Hypertension intracrânienne : ce que montrent les preuves, ce qui reste à prouver - 15/03/26
Intracranial hypertension: Established evidence and knowledge gaps

, Clément Gakuba 1, 2Résumé |
La prise en charge contemporaine de l’hypertension intracrânienne (HTIC) s’éloigne progressivement d’une approche fondée sur des seuils universels de pression intracrânienne (PIC) pour s’orienter vers une stratégie plus individualisée, guidée par le monitorage multimodal. L’intégration de paramètres parenchymateux tels que la pression tissulaire en oxygène (PtiO 2 ) et la microdialyse cérébrale, combinée à l’évaluation dynamique de l’autorégulation cérébrale à travers l’indice de réactivité à la pression (PRx) et la détermination d’une pression de perfusion cérébrale optimale, permettent d’affiner l’interprétation d’une augmentation du chiffre de PIC et d’adapter des interventions thérapeutiques individualisées. Les options thérapeutiques classiques telles que l’osmothérapie, le drainage ventriculaire externe ou lombaire du liquide céphalorachidien et la kétamine font l’objet d’une réévaluation critique, tant dans leurs indications que dans leurs modalités d’utilisation. Parallèlement, des essais cliniques de phase III dédiés (tels que BOOST-3 et BONANZA-GT pour le monitorage par PtiO 2 ou BIKe pour la kétamine) promettent d’apporter des preuves de haut niveau susceptibles d’influencer les recommandations futures. Enfin, l’hypothermie thérapeutique et le coma barbiturique ont vu leur place progressivement remise en question et tendent à perdre leur statut de traitements de sauvetage de l’HTIC réfractaire. La craniectomie décompressive conserve des indications de troisième ligne, au prix toutefois d’une sélection rigoureuse des patients et d’une évaluation explicite de la balance entre le contrôle physiologique de l’HTIC, la survie et le devenir fonctionnel à long terme.
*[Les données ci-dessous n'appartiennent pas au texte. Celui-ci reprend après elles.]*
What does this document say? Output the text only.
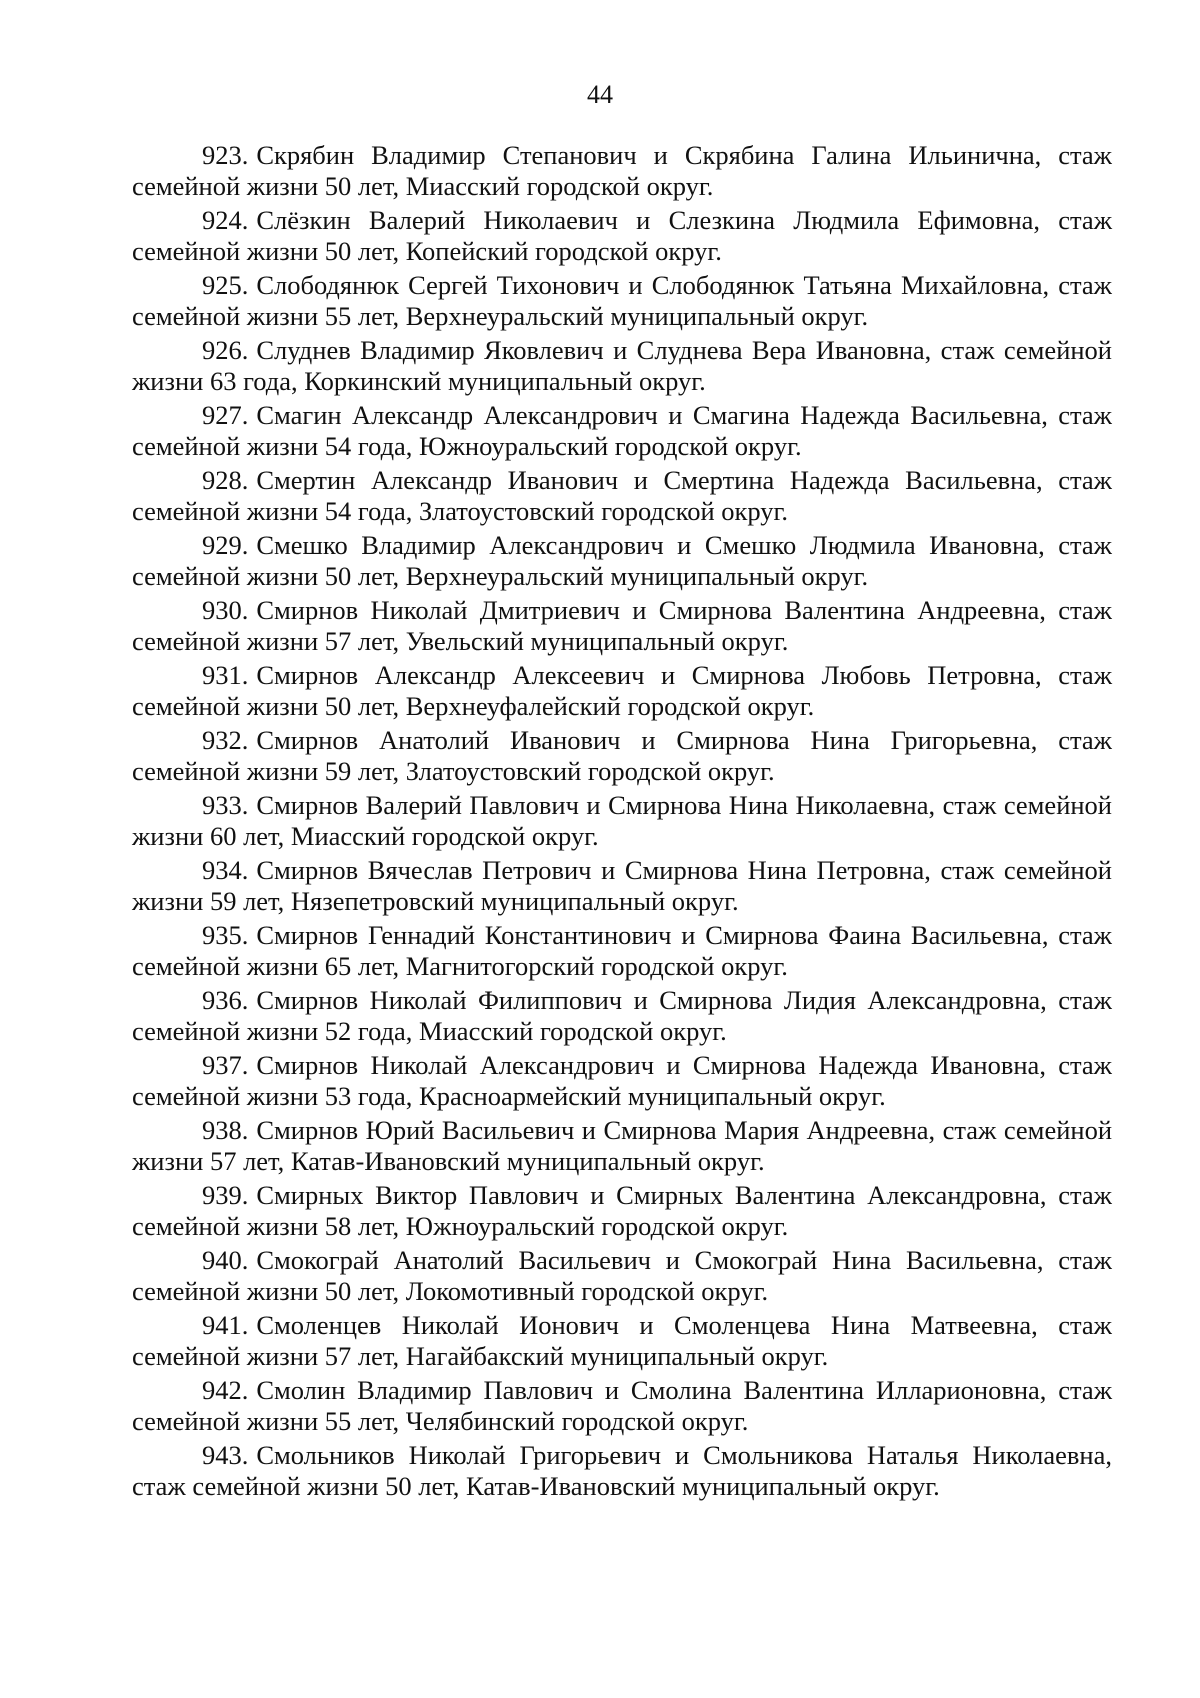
44

923. Скрябин Владимир Степанович и Скрябина Галина Ильинична, стаж семейной жизни 50 лет, Миасский городской округ.

924. Слёзкин Валерий Николаевич и Слезкина Людмила Ефимовна, стаж семейной жизни 50 лет, Копейский городской округ.

925. Слободянюк Сергей Тихонович и Слободянюк Татьяна Михайловна, стаж семейной жизни 55 лет, Верхнеуральский муниципальный округ.

926. Слуднев Владимир Яковлевич и Слуднева Вера Ивановна, стаж семейной жизни 63 года, Коркинский муниципальный округ.

927. Смагин Александр Александрович и Смагина Надежда Васильевна, стаж семейной жизни 54 года, Южноуральский городской округ.

928. Смертин Александр Иванович и Смертина Надежда Васильевна, стаж семейной жизни 54 года, Златоустовский городской округ.

929. Смешко Владимир Александрович и Смешко Людмила Ивановна, стаж семейной жизни 50 лет, Верхнеуральский муниципальный округ.

930. Смирнов Николай Дмитриевич и Смирнова Валентина Андреевна, стаж семейной жизни 57 лет, Увельский муниципальный округ.

931. Смирнов Александр Алексеевич и Смирнова Любовь Петровна, стаж семейной жизни 50 лет, Верхнеуфалейский городской округ.

932. Смирнов Анатолий Иванович и Смирнова Нина Григорьевна, стаж семейной жизни 59 лет, Златоустовский городской округ.

933. Смирнов Валерий Павлович и Смирнова Нина Николаевна, стаж семейной жизни 60 лет, Миасский городской округ.

934. Смирнов Вячеслав Петрович и Смирнова Нина Петровна, стаж семейной жизни 59 лет, Нязепетровский муниципальный округ.

935. Смирнов Геннадий Константинович и Смирнова Фаина Васильевна, стаж семейной жизни 65 лет, Магнитогорский городской округ.

936. Смирнов Николай Филиппович и Смирнова Лидия Александровна, стаж семейной жизни 52 года, Миасский городской округ.

937. Смирнов Николай Александрович и Смирнова Надежда Ивановна, стаж семейной жизни 53 года, Красноармейский муниципальный округ.

938. Смирнов Юрий Васильевич и Смирнова Мария Андреевна, стаж семейной жизни 57 лет, Катав-Ивановский муниципальный округ.

939. Смирных Виктор Павлович и Смирных Валентина Александровна, стаж семейной жизни 58 лет, Южноуральский городской округ.

940. Смокограй Анатолий Васильевич и Смокограй Нина Васильевна, стаж семейной жизни 50 лет, Локомотивный городской округ.

941. Смоленцев Николай Ионович и Смоленцева Нина Матвеевна, стаж семейной жизни 57 лет, Нагайбакский муниципальный округ.

942. Смолин Владимир Павлович и Смолина Валентина Илларионовна, стаж семейной жизни 55 лет, Челябинский городской округ.

943. Смольников Николай Григорьевич и Смольникова Наталья Николаевна, стаж семейной жизни 50 лет, Катав-Ивановский муниципальный округ.
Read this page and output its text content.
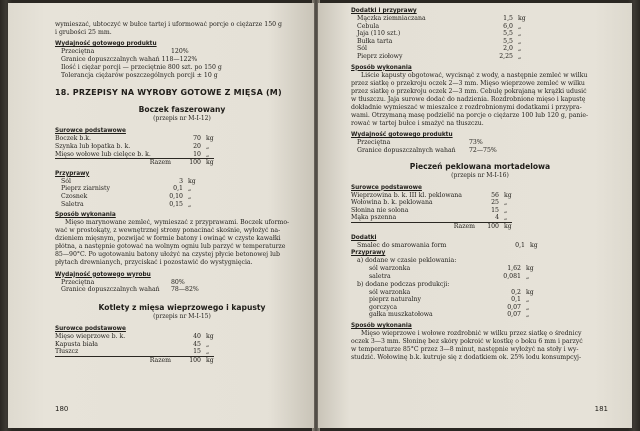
wymieszać, ubtoczyć w bułce tartej i uformować porcje o ciężarze 150 g
i grubości 25 mm.
Wydajność gotowego produktu
Przeciętna	120%
Granice dopuszczalnych wahań 118—122%
Ilość i ciężar porcji — przeciętnie 800 szt. po 150 g
Tolerancja ciężarów poszczególnych porcji ± 10 g
18. PRZEPISY NA WYROBY GOTOWE Z MIĘSA (M)
Boczek faszerowany
(przepis nr M-I-12)
Surowce podstawowe
Boczek b.k.	70	kg
Szynka lub łopatka b. k.	20	„
Mięso wołowe lub cielęce b. k.	10	„
Razem	100	kg
Przyprawy
Sól	3	kg
Pieprz ziarnisty	0,1	„
Czosnek	0,10	„
Saletra	0,15	„
Sposób wykonania
Mięso marynowane zemleć, wymieszać z przyprawami. Boczek uformo-
wać w prostokąty, z wewnętrznej strony ponacinać skośnie, wyłożyć na-
dzieniem mięsnym, pozwijać w formie batony i owinąć w czyste kawałki
płótna, a następnie gotować na wolnym ogniu lub parzyć w temperaturze
85—90°C. Po ugotowaniu batony ułożyć na czystej płycie betonowej lub
płytach drewnianych, przyciskać i pozostawić do wystygnięcia.
Wydajność gotowego wyrobu
Przeciętna	80%
Granice dopuszczalnych wahań	78—82%
Kotlety z mięsa wieprzowego i kapusty
(przepis nr M-I-15)
Surowce podstawowe
Mięso wieprzowe b. k.	40	kg
Kapusta biała	45	„
Tłuszcz	15	„
Razem	100	kg
180
Dodatki i przyprawy
Mączka ziemniaczana	1,5	kg
Cebula	6,0	„
Jaja (110 szt.)	5,5	„
Bułka tarta	5,5	„
Sól	2,0	„
Pieprz ziołowy	2,25	„
Sposób wykonania
Liście kapusty obgotować, wycisnąć z wody, a następnie zemleć w wilku
przez siatkę o przekroju oczek 2—3 mm. Mięso wieprzowe zemleć w wilku
przez siatkę o przekroju oczek 2—3 mm. Cebulę pokrajaną w krążki udusić
w tłuszczu. Jaja surowe dodać do nadzienia. Rozdrobnione mięso i kapustę
dokładnie wymieszać w mieszalce z rozdrobnionymi dodatkami i przypra-
wami. Otrzymaną masę podzielić na porcje o ciężarze 100 lub 120 g, panie-
rować w tartej bułce i smażyć na tłuszczu.
Wydajność gotowego produktu
Przeciętna	73%
Granice dopuszczalnych wahań	72—75%
Pieczeń peklowana mortadelowa
(przepis nr M-I-16)
Surowce podstawowe
Wieprzowina b. k. III kl. peklowana	56	kg
Wołowina b. k. peklowana	25	„
Słonina nie solona	15	„
Mąka pszenna	4	„
Razem	100	kg
Dodatki
Smalec do smarowania form	0,1	kg
Przyprawy
a) dodane w czasie peklowania:
sól warzonka	1,62	kg
saletra	0,081	„
b) dodane podczas produkcji:
sól warzonka	0,2	kg
pieprz naturalny	0,1	„
gorczyca	0,07	„
gałka muszkatołowa	0,07	„
Sposób wykonania
Mięso wieprzowe i wołowe rozdrobnić w wilku przez siatkę o średnicy
oczek 3—3 mm. Słoninę bez skóry pokroić w kostkę o boku 6 mm i parzyć
w temperaturze 85°C przez 3—8 minut, następnie wyłożyć na stoły i wy-
studzić. Wołowinę b.k. kutruje się z dodatkiem ok. 25% lodu konsumpcyj-
181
Le texte complet de cet article est disponible en PDF.Summary |
The contemporary management of intracranial hypertension (ICH) is gradually moving away from an approach based on universal intracranial pressure (ICP) thresholds toward a more individualised strategy guided by multimodal monitoring. The integration of tissue-based parameters such as brain tissue oxygen tension (PbtO 2 ) and cerebral microdialysis, combined with dynamic assessment of cerebral autoregulation using the Pressure Reactivity Index (PRx) and the determination of optimal cerebral perfusion pressure, allows for a more refined interpretation of elevated ICP and the adaptation of individualized therapeutic interventions. Conventional therapeutic options, such as osmotherapy, external ventricular or lumbar cerebrospinal fluid drainage, and ketamine, are undergoing critical re-evaluation, both in terms of their indications and their modes of use. Meanwhile, dedicated phase III clinical trials (such as BOOST-3 and BONANZA-GT for PtiO 2 monitoring or BIKe for ketamine) are expected to provide high-level evidence that may influence future recommendations. Finally, therapeutic hypothermia and barbiturate coma have progressively been called into question and are increasingly losing their status as rescue therapies for refractory ICH. Decompressive craniectomy remains a third-line treatment option, but only after rigorous patient selection and explicit assessment of the balance between physiological control of ICH, survival, and long-term functional outcome.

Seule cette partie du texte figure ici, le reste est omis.